А потом вдруг пришел и страх, хлынул под пупырчатую кожу. Получается, стрелять могли и в него?! В НЕГО!!! Значит, эти, ввалившиеся в кабинет как были — в шапках, в висящих на шеях шарфах, сверкая фиксами, гавкая матом, — значит, и они могли… Вороватых присел на подогнувшихся, ватных ногах. Ему подставили стул, сунули стакан воды; начал валиться — сунули ватку под самый нос, и Вороватых подскочил от резкого, пробравшего до печенок смрада нашатыря. Поддерживая под локти, выводили обезумевшего, оседающего на подломившихся ногах, почти невменяемого старика. А как тут не сломаться?! Вот тогда бы, в кабинете, этот наглый, в кожаном реглане, вынул бы черное, блестящее из широкого кожаного кармана и прямо через стол с такими важными, такими родными бумагами рванулся бы огонь из ствола… Тогда бы он пошел сам не зная куда, пятная кровью, хрипя сквозь перекошенные губы… Вороватых хрипел и визжал, разбрызгивая в стороны слюну, мычал, обхватив голову руками. Его долго не хотели оставить одного, и он никак не мог набрать заветный номер, сказать, куда и когда приезжать, не мог открыть сейф, набить портфель всем, что просили эти страшные люди. Те, в кого можно стрелять.
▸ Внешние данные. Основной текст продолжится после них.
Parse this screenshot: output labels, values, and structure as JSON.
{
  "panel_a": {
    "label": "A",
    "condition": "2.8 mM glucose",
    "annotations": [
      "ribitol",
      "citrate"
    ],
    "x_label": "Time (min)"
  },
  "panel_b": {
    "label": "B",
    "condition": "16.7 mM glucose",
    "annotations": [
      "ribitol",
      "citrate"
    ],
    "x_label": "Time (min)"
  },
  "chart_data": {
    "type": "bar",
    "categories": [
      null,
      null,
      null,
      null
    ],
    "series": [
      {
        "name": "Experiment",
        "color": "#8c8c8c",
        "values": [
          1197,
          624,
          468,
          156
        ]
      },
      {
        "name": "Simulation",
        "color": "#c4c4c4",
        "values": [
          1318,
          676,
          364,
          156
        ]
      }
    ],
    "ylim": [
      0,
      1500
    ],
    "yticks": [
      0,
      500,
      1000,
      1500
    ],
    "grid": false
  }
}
И потом покоя не давали. Простатитов требовал своего, Чижиков чего-то тоже хотел. Все хотели своего, все покушались на его доллары. На его, прошу заметить! На его! Все хотели своего, не такого, как он. А Вороватых хотел только, чтобы его оставили в покое. И сейчас он лежал, тихо плача от злости оттого, что надо ждать звонка, что нельзя выключить телефон. Полуседой пятидесятилетний мужчина тихо плакал, сцепив зубы, растирая слезы по физиономии. Потому что опять должны звонить, опять надо вылезать, что-то делать, кому-то что-то говорить, давать кому-то свои доллары…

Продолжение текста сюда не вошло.